Diesel engines lead to huge money savings
This is again no longer true. Until a few years ago, the price difference between petrol and diesel was in the tune of INR 15. Today, however, this gap has reduced to less than INR 5. In fact, in some states, diesel is costlier than petrol. The lower difference between the prices of gasoline and diesel has minimised the money savings from using the latter. It may be noted that diesel engine variants cost up to INR 1 lakh more than their petrol versions. Hence, with the reduced cost difference between the fuel prices, it has become increasingly difficult for diesel car owners to recover the higher initial cost.
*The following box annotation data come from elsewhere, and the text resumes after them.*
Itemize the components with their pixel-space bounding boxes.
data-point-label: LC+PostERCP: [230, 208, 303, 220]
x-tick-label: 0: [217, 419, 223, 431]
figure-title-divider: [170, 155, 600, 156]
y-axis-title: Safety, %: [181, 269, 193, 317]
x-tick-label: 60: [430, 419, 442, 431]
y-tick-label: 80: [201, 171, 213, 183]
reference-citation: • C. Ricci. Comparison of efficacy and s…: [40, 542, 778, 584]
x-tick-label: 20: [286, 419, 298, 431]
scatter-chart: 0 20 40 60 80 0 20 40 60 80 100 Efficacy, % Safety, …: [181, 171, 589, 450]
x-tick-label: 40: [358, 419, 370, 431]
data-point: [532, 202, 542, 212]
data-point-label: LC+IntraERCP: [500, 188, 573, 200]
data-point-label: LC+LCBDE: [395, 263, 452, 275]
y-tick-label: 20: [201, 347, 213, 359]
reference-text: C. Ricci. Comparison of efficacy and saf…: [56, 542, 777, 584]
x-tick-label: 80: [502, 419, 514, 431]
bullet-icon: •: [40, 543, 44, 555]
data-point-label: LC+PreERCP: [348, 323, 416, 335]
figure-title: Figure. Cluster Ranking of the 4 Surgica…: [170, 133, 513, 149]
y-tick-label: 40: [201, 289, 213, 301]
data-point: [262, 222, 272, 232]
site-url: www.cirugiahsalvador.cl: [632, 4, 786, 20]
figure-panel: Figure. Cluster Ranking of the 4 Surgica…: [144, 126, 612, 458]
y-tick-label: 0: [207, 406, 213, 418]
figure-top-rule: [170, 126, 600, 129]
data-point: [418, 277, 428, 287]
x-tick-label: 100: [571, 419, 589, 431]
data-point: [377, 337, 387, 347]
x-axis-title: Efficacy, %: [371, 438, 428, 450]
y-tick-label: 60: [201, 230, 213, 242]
Moreover, many mainstream diesel cars will get up to INR 2.5 lakh costlier with the advent of the BSVI-compliant engines, which makes buying a diesel-powered vehicle not a financially wise idea.
Diesel cars have the highest fuel efficiency
This is only partially true. Most diesel-powered vehicles in the mainstream car market return an ARAI-certified fuel efficiency of over 20 kmpl, which makes them more frugal than their petrol models. In the premium segments, however, it's actually the petrol-hybrids that offer the highest fuel efficiency. For instance, the Volvo XC90 T8 hybrid has an ARAI-rated fuel efficiency of 42 km/l, while the petrol version offers merely 17.2 km/l in the ARAI test cycle.
Diesel cars perform their best on the highways
This is another common misconception about diesel vehicles. It's true that diesel-powered motors can offer you a pleasant cruising experience on open roads, but modern oil-burners are even quite good in the urban environment. The concentration of torque in the low-end of the rev range makes driving a diesel car very easy to operate. A decent low and mid-range torque leads to lesser gearshifts, which makes them much more comfortable to drive in bumper to bumper traffic.
Higher altitudes are a problem for diesel cars
It's not true that petrol cars perform better than diesel alternatives at higher elevations. In the mountains, where the air becomes thin, the air-fuel ratio runs richer. While petrol vehicles struggle to work correctly while running rich, a turbocharged diesel engine can perform better.
Diesel automatic models are not affordable
Until a few years ago, mainstream cars were not available with an automatic transmission option with the diesel engine. Today, however, the market scenario has changed with the advent of the AMT technology. Many diesel-powered cars, including the likes of Maruti Swift and Tata Nexon, offer optional AMTs, which are only marginally pricier than their manual counterparts and are even easy to maintain.
Spark plugs of diesel engines require regular attention
This can't be further from the truth. Diesel engines do not feature spark plugs. They use highly compressed hot air to ignite the fuel rather than using a spark (compression ignition instead of spark ignition).
Diesel cars are SLOW
With the introduction of common rail technology, diesel-powered vehicles are no longer slow or lethargic. Today, we have many mainstream diesel cars like Ford Figo, VW Ameo, Hyundai Creta, and VW Polo GT TDI, which can easily outperform a similarly priced petrol model.
Diesel motors have become a lot more powerful and efficient since the days of the In-Direct Injection technology. Most diesel-powered models today have a significant performance advantage over petrol cars, which is mostly due to the higher torque on offer. To put things in perspective, both petrol and diesel variants of the Tata Nexon offer a maximum power of 108.5 bhp, but the former provides a peak torque of 170 Nm, while the latter offers 260 Nm. This makes the oil-burner-equipped Nexon faster than its petrol-sipping sibling.
Diesel vehicles pollute more
This is no longer true. Modern diesel engines are as clean as their petrol counterparts. While it's true that they have a higher NOx and particulate emission, they produce lower CO2 than their petrol alternatives. Overall, the pollution caused by a diesel engine is quite similar to that of a comparable petrol engine.